Additions come in various flavors. Yes, “addiction” is a trigger word, but I don’t consider my sugar addiction to be terrible. I just don’t raise it with my diabetes doctor a lot.

My wife is there, often, to protect me. And I appreciate it. But at times I am compelled to remind her that I am not the only one in the family with “issues.” Suzi is a chorizo addict. She buys more chorizo in a month than the normal American family does in a decade.

Now, at first, I had some concerns. But as time has rolled by, I have begun see Suzi has a point. We don’t think of chorizo as some kind of sausage. It’s just a basic ingredient, like salt and pepper. This recipe, from Eric Landard, is the perfect example. It’s a chicken pot pie basically but the potatoes are gone, replaced by chorizo. And the chorizo spice is doubled down with some paprika.

This is a meal of substance that you can enjoy year round. Well, a warm summer night might be a tad challenging. But, it’s only early April and there is still time for hearty and steaming hot.


Iberian Chicken Pie

Yield: serves 6

Ingredients:

  • 1 tablespoon butter
  • 1 tablespoon olive oil
  • 1 pound chicken, cut into cubes
  • 7 ounces chorizo, sliced
  • 2 garlic cloves, finely chopped
  • 1 teaspoon cayenne pepper
  • 1 14 ½ ounce can of diced tomatoes
  • 2teaspoons paprika
  • 1 tablespoon chopped fresh flat-leaf parsley
  • 1 quantity (14 ½ ounces) flaky pastry dough (see page 10 in Eric’s book for the best)
  • All-purpose flour, for dusting
  • 1 egg, beaten
  • Salt and freshly ground

Preparation:

Heat the butter and oil in a skillet and sauté the chicken over medium heat until it starts to brown. Remove from the skillet and set aside. Add the chorizo to the skillet and sauté for a few minutes until it starts to release its oil, then add the garlic and cayenne and cook for a minute or so, stirring to make sure they don’t burn.

Add the tomatoes and paprika and return the chicken to the skillet. Bring to a boil, then reduce the heat and let the sauce simmer for 10 minutes.

Meanwhile, preheat the oven to 350°F.

Season the sauce with salt and pepper and stir in the parsley. Spoon the mixture into a large 31/4 quart ovenproof dish, about 12x8x2 inches.

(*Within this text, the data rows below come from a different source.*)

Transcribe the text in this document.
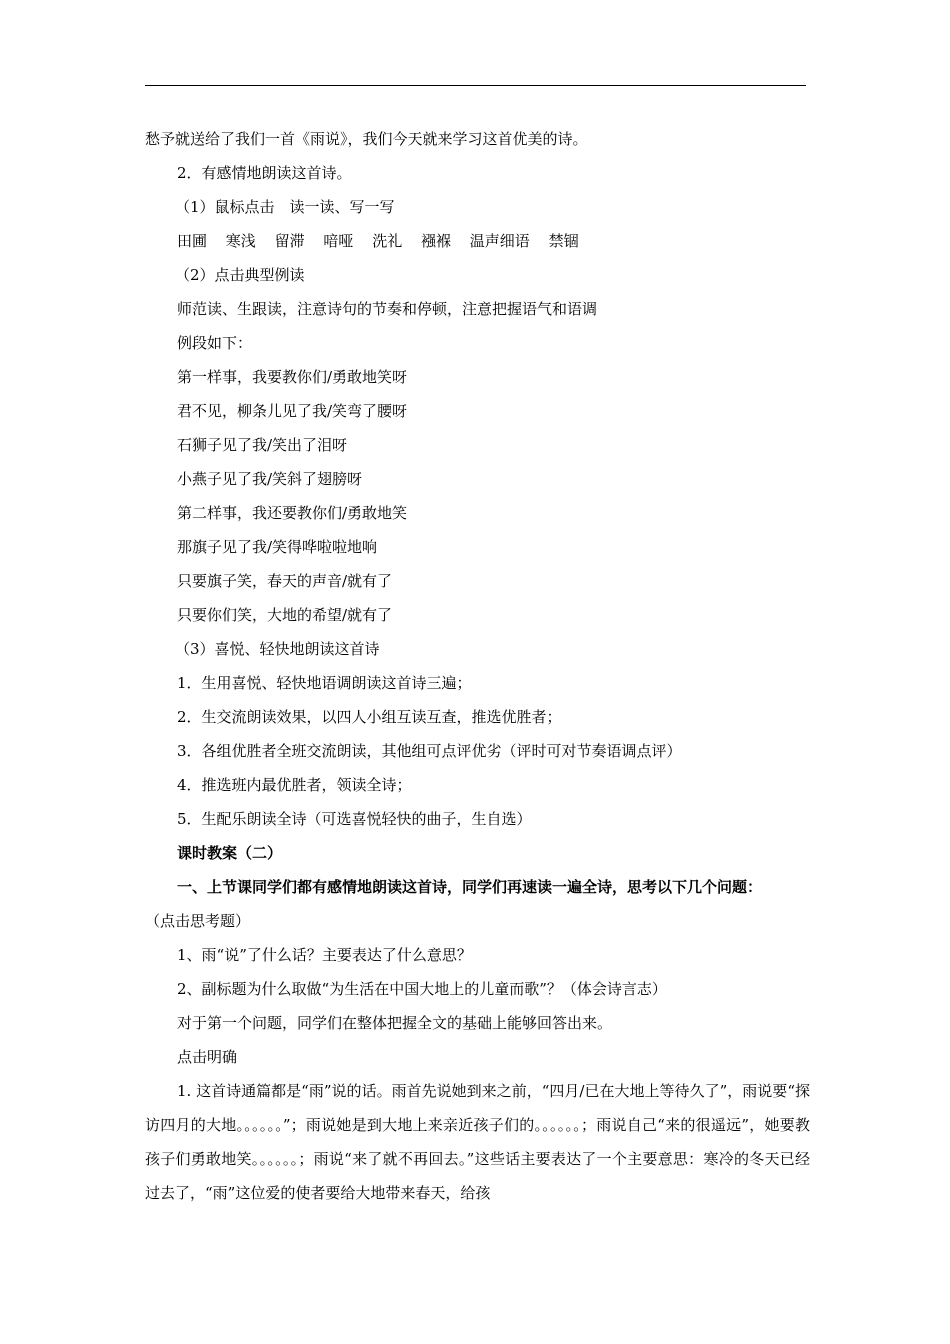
愁予就送给了我们一首《雨说》，我们今天就来学习这首优美的诗。
2．有感情地朗读这首诗。
（1）鼠标点击　读一读、写一写
田圃 寒浅 留滞 喑哑 洗礼 襁褓 温声细语 禁锢
（2）点击典型例读
师范读、生跟读，注意诗句的节奏和停顿，注意把握语气和语调
例段如下：
第一样事，我要教你们/勇敢地笑呀
君不见，柳条儿见了我/笑弯了腰呀
石狮子见了我/笑出了泪呀
小燕子见了我/笑斜了翅膀呀
第二样事，我还要教你们/勇敢地笑
那旗子见了我/笑得哗啦啦地响
只要旗子笑，春天的声音/就有了
只要你们笑，大地的希望/就有了
（3）喜悦、轻快地朗读这首诗
1．生用喜悦、轻快地语调朗读这首诗三遍；
2．生交流朗读效果，以四人小组互读互查，推选优胜者；
3．各组优胜者全班交流朗读，其他组可点评优劣（评时可对节奏语调点评）
4．推选班内最优胜者，领读全诗；
5．生配乐朗读全诗（可选喜悦轻快的曲子，生自选）
课时教案（二）
一、上节课同学们都有感情地朗读这首诗，同学们再速读一遍全诗，思考以下几个问题：
（点击思考题）
1、雨“说”了什么话？主要表达了什么意思？
2、副标题为什么取做“为生活在中国大地上的儿童而歌”？（体会诗言志）
对于第一个问题，同学们在整体把握全文的基础上能够回答出来。
点击明确

1. 这首诗通篇都是“雨”说的话。雨首先说她到来之前，“四月/已在大地上等待久了”，雨说要“探访四月的大地。。。。。。”；雨说她是到大地上来亲近孩子们的。。。。。。；雨说自己“来的很遥远”，她要教孩子们勇敢地笑。。。。。。；雨说“来了就不再回去。”这些话主要表达了一个主要意思：寒冷的冬天已经过去了，“雨”这位爱的使者要给大地带来春天，给孩
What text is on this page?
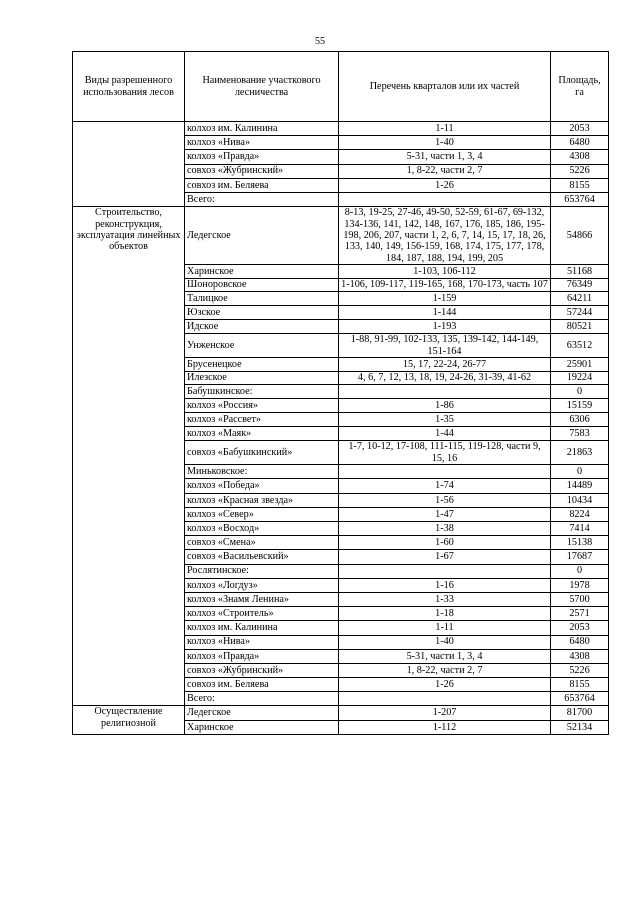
55
Виды разрешенного использования лесов	Наименование участкового лесничества	Перечень кварталов или их частей	Площадь, га
	колхоз им. Калинина	1-11	2053
	колхоз «Нива»	1-40	6480
	колхоз «Правда»	5-31, части 1, 3, 4	4308
	совхоз «Жубринский»	1, 8-22, части 2, 7	5226
	совхоз им. Беляева	1-26	8155
	Всего:		653764
Строительство, реконструкция, эксплуатация линейных объектов	Ледегское	8-13, 19-25, 27-46, 49-50, 52-59, 61-67, 69-132, 134-136, 141, 142, 148, 167, 176, 185, 186, 195-198, 206, 207, части 1, 2, 6, 7, 14, 15, 17, 18, 26, 133, 140, 149, 156-159, 168, 174, 175, 177, 178, 184, 187, 188, 194, 199, 205	54866
	Харинское	1-103, 106-112	51168
	Шоноровское	1-106, 109-117, 119-165, 168, 170-173, часть 107	76349
	Талицкое	1-159	64211
	Юзское	1-144	57244
	Идское	1-193	80521
	Унженское	1-88, 91-99, 102-133, 135, 139-142, 144-149, 151-164	63512
	Брусенецкое	15, 17, 22-24, 26-77	25901
	Илезское	4, 6, 7, 12, 13, 18, 19, 24-26, 31-39, 41-62	19224
	Бабушкинское:		0
	колхоз «Россия»	1-86	15159
	колхоз «Рассвет»	1-35	6306
	колхоз «Маяк»	1-44	7583
	совхоз «Бабушкинский»	1-7, 10-12, 17-108, 111-115, 119-128, части 9, 15, 16	21863
	Миньковское:		0
	колхоз «Победа»	1-74	14489
	колхоз «Красная звезда»	1-56	10434
	колхоз «Север»	1-47	8224
	колхоз «Восход»	1-38	7414
	совхоз «Смена»	1-60	15138
	совхоз «Васильевский»	1-67	17687
	Рослятинское:		0
	колхоз «Логдуз»	1-16	1978
	колхоз «Знамя Ленина»	1-33	5700
	колхоз «Строитель»	1-18	2571
	колхоз им. Калинина	1-11	2053
	колхоз «Нива»	1-40	6480
	колхоз «Правда»	5-31, части 1, 3, 4	4308
	совхоз «Жубринский»	1, 8-22, части 2, 7	5226
	совхоз им. Беляева	1-26	8155
	Всего:		653764
Осуществление религиозной	Ледегское	1-207	81700
	Харинское	1-112	52134
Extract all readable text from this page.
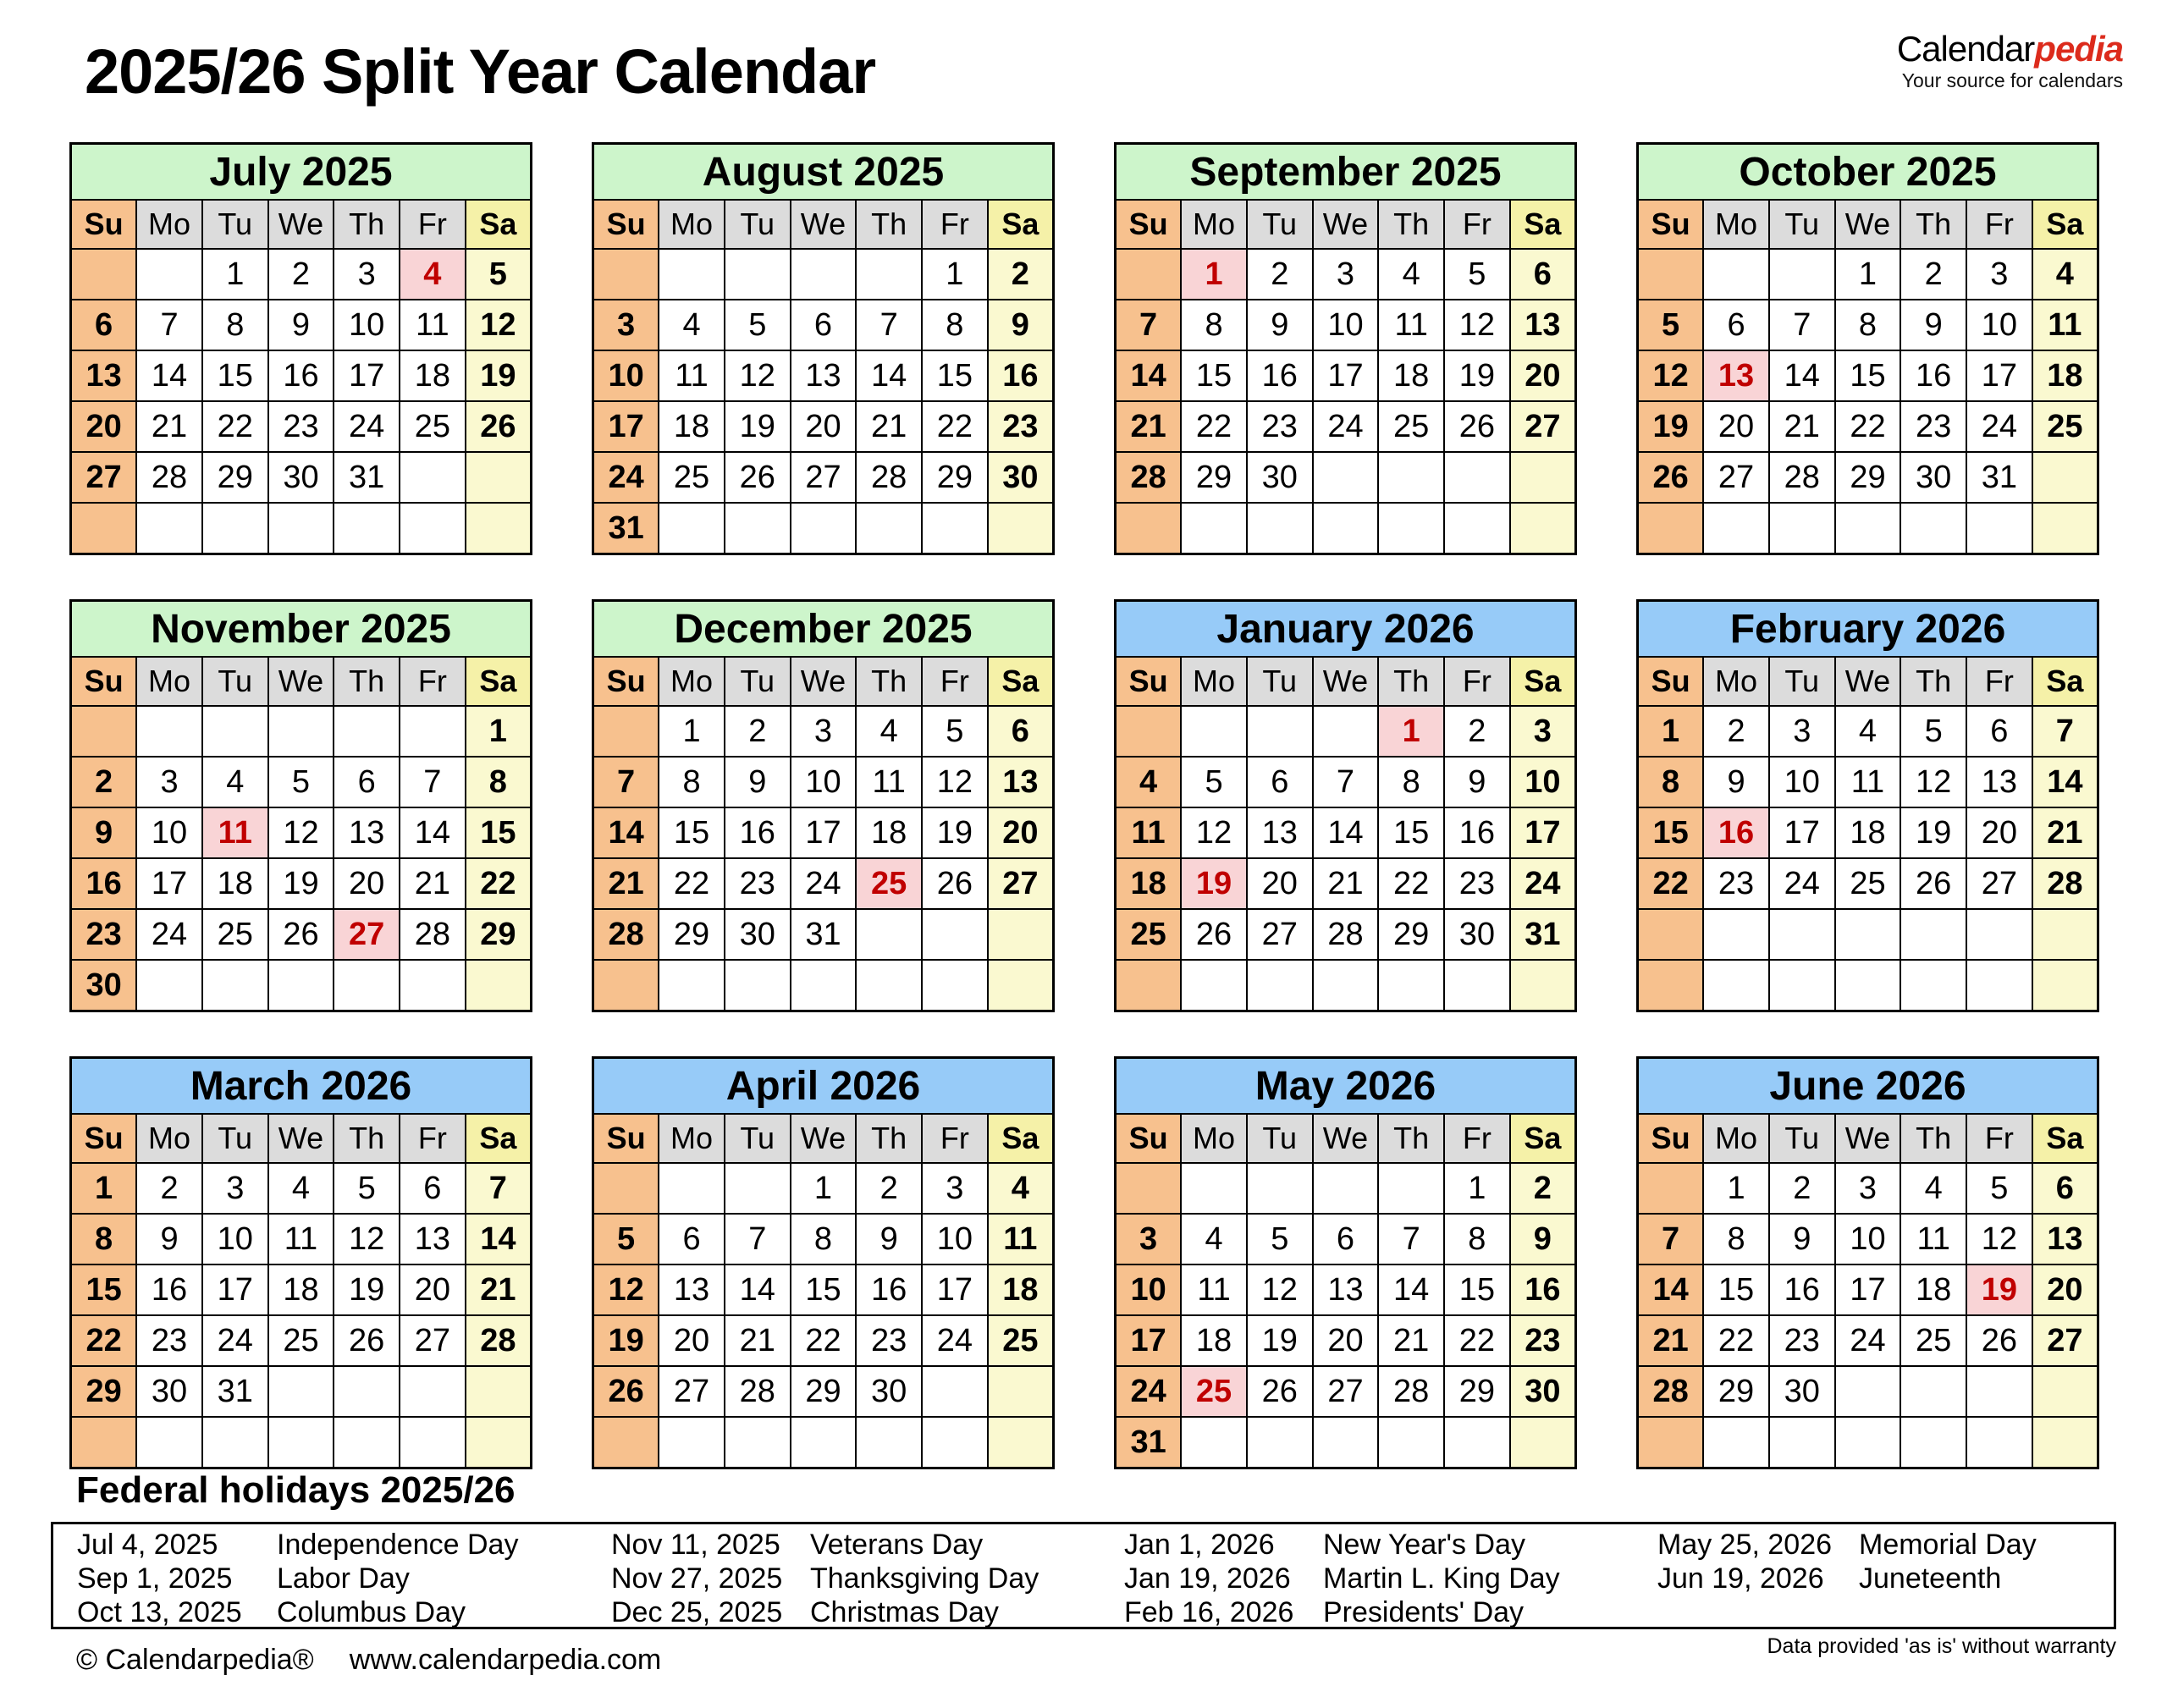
2025/26 Split Year Calendar	Calendarpedia
Your source for calendars
July 2025						
Su	Mo	Tu	We	Th	Fr	Sa
		1	2	3	4	5
6	7	8	9	10	11	12
13	14	15	16	17	18	19
20	21	22	23	24	25	26
27	28	29	30	31		

August 2025						
Su	Mo	Tu	We	Th	Fr	Sa
					1	2
3	4	5	6	7	8	9
10	11	12	13	14	15	16
17	18	19	20	21	22	23
24	25	26	27	28	29	30
31						
September 2025						
Su	Mo	Tu	We	Th	Fr	Sa
	1	2	3	4	5	6
7	8	9	10	11	12	13
14	15	16	17	18	19	20
21	22	23	24	25	26	27
28	29	30				

October 2025						
Su	Mo	Tu	We	Th	Fr	Sa
			1	2	3	4
5	6	7	8	9	10	11
12	13	14	15	16	17	18
19	20	21	22	23	24	25
26	27	28	29	30	31	

November 2025						
Su	Mo	Tu	We	Th	Fr	Sa
						1
2	3	4	5	6	7	8
9	10	11	12	13	14	15
16	17	18	19	20	21	22
23	24	25	26	27	28	29
30						
December 2025						
Su	Mo	Tu	We	Th	Fr	Sa
	1	2	3	4	5	6
7	8	9	10	11	12	13
14	15	16	17	18	19	20
21	22	23	24	25	26	27
28	29	30	31			

January 2026						
Su	Mo	Tu	We	Th	Fr	Sa
				1	2	3
4	5	6	7	8	9	10
11	12	13	14	15	16	17
18	19	20	21	22	23	24
25	26	27	28	29	30	31

February 2026						
Su	Mo	Tu	We	Th	Fr	Sa
1	2	3	4	5	6	7
8	9	10	11	12	13	14
15	16	17	18	19	20	21
22	23	24	25	26	27	28

March 2026						
Su	Mo	Tu	We	Th	Fr	Sa
1	2	3	4	5	6	7
8	9	10	11	12	13	14
15	16	17	18	19	20	21
22	23	24	25	26	27	28
29	30	31				

April 2026						
Su	Mo	Tu	We	Th	Fr	Sa
			1	2	3	4
5	6	7	8	9	10	11
12	13	14	15	16	17	18
19	20	21	22	23	24	25
26	27	28	29	30		

May 2026						
Su	Mo	Tu	We	Th	Fr	Sa
					1	2
3	4	5	6	7	8	9
10	11	12	13	14	15	16
17	18	19	20	21	22	23
24	25	26	27	28	29	30
31						
June 2026						
Su	Mo	Tu	We	Th	Fr	Sa
	1	2	3	4	5	6
7	8	9	10	11	12	13
14	15	16	17	18	19	20
21	22	23	24	25	26	27
28	29	30				

Federal holidays 2025/26
Jul 4, 2025	Independence Day	Nov 11, 2025	Veterans Day	Jan 1, 2026	New Year's Day	May 25, 2026 Memorial Day
Sep 1, 2025	Labor Day	Nov 27, 2025 Thanksgiving Day	Jan 19, 2026	Martin L. King Day	Jun 19, 2026	Juneteenth
Oct 13, 2025	Columbus Day	Dec 25, 2025 Christmas Day	Feb 16, 2026	Presidents' Day
© Calendarpedia® www.calendarpedia.com	Data provided 'as is' without warranty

Roll out the dough on a lightly floured surface. Brush the rim of the ovenproof dish with some of the beaten egg. Cover the pie with the pastry and trim off any excess. Use the trimmings to make leaf shapes to decorate the top of the pastry, if desired, using the beaten egg to hold them in place. Press the pastry edges against the rim of the dish to seal. Brush the pastry all over with more beaten egg.

Bake in the oven for 25-30 minutes, or until the top of the pie is crisp and golden.